Habeck rechnet für 2023 mit über 50 Prozent Strom aus erneuerbaren Energien
In Deutschland könnten in diesem Jahr zum ersten Mal mehr als 50 Prozent des produzierten Stroms aus erneuerbaren Energien stammen. Das sagte Bundeswirtschafts- und Klimaschutzminister Robert Habeck (Bündnis 90 /Die Grünen) in der Talkshow „Maischberger“ im Ersten.

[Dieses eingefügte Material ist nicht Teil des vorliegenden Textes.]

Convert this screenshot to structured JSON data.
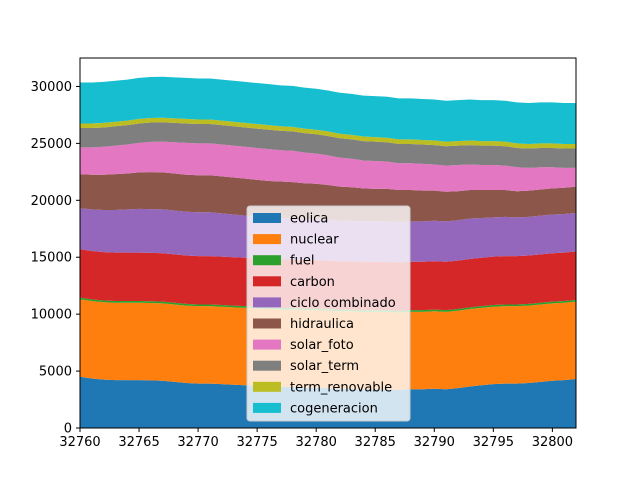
{
  "chart_data": {
    "type": "area",
    "stacked": true,
    "x": [
      32760,
      32761,
      32762,
      32763,
      32764,
      32765,
      32766,
      32767,
      32768,
      32769,
      32770,
      32771,
      32772,
      32773,
      32774,
      32775,
      32776,
      32777,
      32778,
      32779,
      32780,
      32781,
      32782,
      32783,
      32784,
      32785,
      32786,
      32787,
      32788,
      32789,
      32790,
      32791,
      32792,
      32793,
      32794,
      32795,
      32796,
      32797,
      32798,
      32799,
      32800,
      32801,
      32802
    ],
    "xlim": [
      32760,
      32802
    ],
    "ylim": [
      0,
      32500
    ],
    "xticks": [
      32760,
      32765,
      32770,
      32775,
      32780,
      32785,
      32790,
      32795,
      32800
    ],
    "yticks": [
      0,
      5000,
      10000,
      15000,
      20000,
      25000,
      30000
    ],
    "legend_position": "lower center",
    "series": [
      {
        "name": "eolica",
        "color": "#1f77b4",
        "values": [
          4500,
          4350,
          4250,
          4200,
          4200,
          4200,
          4180,
          4150,
          4050,
          3950,
          3900,
          3900,
          3850,
          3800,
          3750,
          3700,
          3650,
          3600,
          3600,
          3550,
          3550,
          3500,
          3450,
          3450,
          3400,
          3400,
          3400,
          3350,
          3400,
          3400,
          3450,
          3400,
          3500,
          3650,
          3750,
          3850,
          3900,
          3900,
          3950,
          4050,
          4150,
          4200,
          4300
        ]
      },
      {
        "name": "nuclear",
        "color": "#ff7f0e",
        "values": [
          6800,
          6800,
          6800,
          6800,
          6800,
          6800,
          6800,
          6800,
          6800,
          6800,
          6800,
          6800,
          6800,
          6800,
          6800,
          6800,
          6800,
          6800,
          6800,
          6800,
          6800,
          6800,
          6800,
          6800,
          6800,
          6800,
          6800,
          6800,
          6800,
          6800,
          6800,
          6800,
          6800,
          6800,
          6800,
          6800,
          6800,
          6800,
          6800,
          6800,
          6800,
          6800,
          6800
        ]
      },
      {
        "name": "fuel",
        "color": "#2ca02c",
        "values": [
          150,
          150,
          150,
          150,
          150,
          150,
          150,
          150,
          150,
          150,
          150,
          150,
          150,
          150,
          150,
          150,
          150,
          150,
          150,
          150,
          150,
          150,
          150,
          150,
          150,
          150,
          150,
          150,
          150,
          150,
          150,
          150,
          150,
          150,
          150,
          150,
          150,
          150,
          150,
          150,
          150,
          150,
          150
        ]
      },
      {
        "name": "carbon",
        "color": "#d62728",
        "values": [
          4250,
          4250,
          4250,
          4250,
          4250,
          4250,
          4250,
          4250,
          4250,
          4250,
          4250,
          4250,
          4250,
          4250,
          4250,
          4250,
          4250,
          4250,
          4250,
          4250,
          4250,
          4250,
          4250,
          4250,
          4250,
          4250,
          4250,
          4250,
          4250,
          4250,
          4250,
          4250,
          4250,
          4250,
          4250,
          4250,
          4250,
          4250,
          4250,
          4250,
          4250,
          4250,
          4250
        ]
      },
      {
        "name": "ciclo combinado",
        "color": "#9467bd",
        "values": [
          3600,
          3650,
          3700,
          3750,
          3800,
          3850,
          3850,
          3850,
          3850,
          3850,
          3850,
          3850,
          3800,
          3750,
          3700,
          3650,
          3650,
          3650,
          3600,
          3600,
          3600,
          3600,
          3550,
          3550,
          3550,
          3550,
          3550,
          3550,
          3550,
          3550,
          3550,
          3550,
          3550,
          3550,
          3500,
          3450,
          3450,
          3400,
          3400,
          3400,
          3400,
          3400,
          3400
        ]
      },
      {
        "name": "hidraulica",
        "color": "#8c564b",
        "values": [
          3000,
          3050,
          3100,
          3150,
          3150,
          3200,
          3250,
          3250,
          3250,
          3250,
          3250,
          3250,
          3250,
          3250,
          3250,
          3250,
          3200,
          3200,
          3200,
          3150,
          3100,
          3050,
          3000,
          2950,
          2900,
          2850,
          2850,
          2800,
          2750,
          2700,
          2650,
          2600,
          2550,
          2500,
          2450,
          2400,
          2350,
          2300,
          2300,
          2300,
          2300,
          2300,
          2300
        ]
      },
      {
        "name": "solar_foto",
        "color": "#e377c2",
        "values": [
          2350,
          2400,
          2450,
          2500,
          2550,
          2600,
          2650,
          2700,
          2750,
          2800,
          2800,
          2800,
          2800,
          2800,
          2800,
          2800,
          2800,
          2750,
          2750,
          2700,
          2650,
          2600,
          2550,
          2500,
          2450,
          2450,
          2400,
          2350,
          2350,
          2350,
          2300,
          2300,
          2300,
          2250,
          2200,
          2200,
          2150,
          2100,
          2000,
          1950,
          1850,
          1750,
          1650
        ]
      },
      {
        "name": "solar_term",
        "color": "#7f7f7f",
        "values": [
          1700,
          1700,
          1700,
          1700,
          1700,
          1700,
          1700,
          1700,
          1700,
          1700,
          1700,
          1700,
          1700,
          1700,
          1700,
          1700,
          1700,
          1700,
          1700,
          1700,
          1700,
          1700,
          1700,
          1700,
          1700,
          1700,
          1700,
          1700,
          1700,
          1700,
          1700,
          1700,
          1700,
          1700,
          1700,
          1700,
          1700,
          1700,
          1700,
          1700,
          1700,
          1700,
          1700
        ]
      },
      {
        "name": "term_renovable",
        "color": "#bcbd22",
        "values": [
          400,
          400,
          400,
          400,
          400,
          400,
          400,
          400,
          400,
          400,
          400,
          400,
          400,
          400,
          400,
          400,
          400,
          400,
          400,
          400,
          400,
          400,
          400,
          400,
          400,
          400,
          400,
          400,
          400,
          400,
          400,
          400,
          400,
          400,
          400,
          400,
          400,
          400,
          400,
          400,
          400,
          400,
          400
        ]
      },
      {
        "name": "cogeneracion",
        "color": "#17becf",
        "values": [
          3600,
          3600,
          3600,
          3600,
          3600,
          3600,
          3600,
          3600,
          3600,
          3600,
          3600,
          3600,
          3600,
          3600,
          3600,
          3600,
          3600,
          3600,
          3600,
          3600,
          3600,
          3600,
          3600,
          3600,
          3600,
          3600,
          3600,
          3600,
          3600,
          3600,
          3600,
          3600,
          3600,
          3600,
          3600,
          3600,
          3600,
          3600,
          3600,
          3600,
          3600,
          3600,
          3600
        ]
      }
    ]
  }
}
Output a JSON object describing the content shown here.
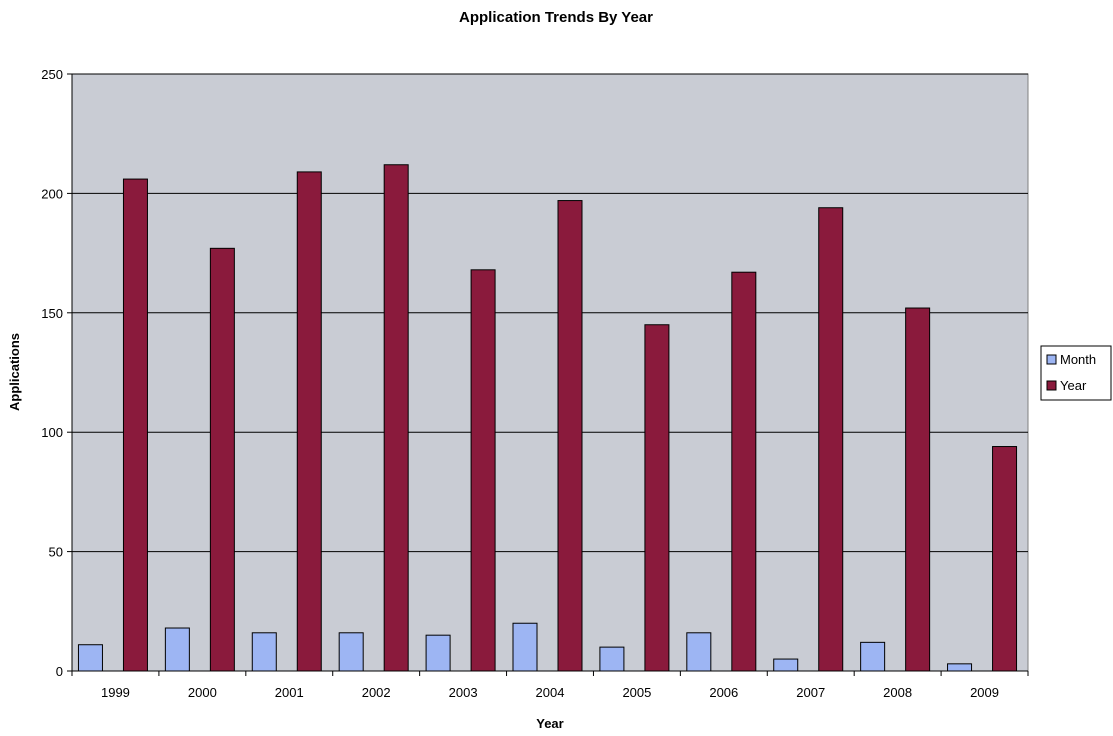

Im letzten Jahr lag der Anteil der erneuerbaren Energien an der Bruttostromerzeugung bei 44 Prozent. Dieses Jahr bestehe die Chance, zum ersten Mal über 50 Prozent des Stroms erneuerbar zu produzieren, sagte Habeck in der TV-Show von Sandra Maischberger. Das Ziel der Bundesregierung ist, dass bis zum Jahr 2030 mindestens 80 Prozent des Bruttostroms in Deutschland grün ist.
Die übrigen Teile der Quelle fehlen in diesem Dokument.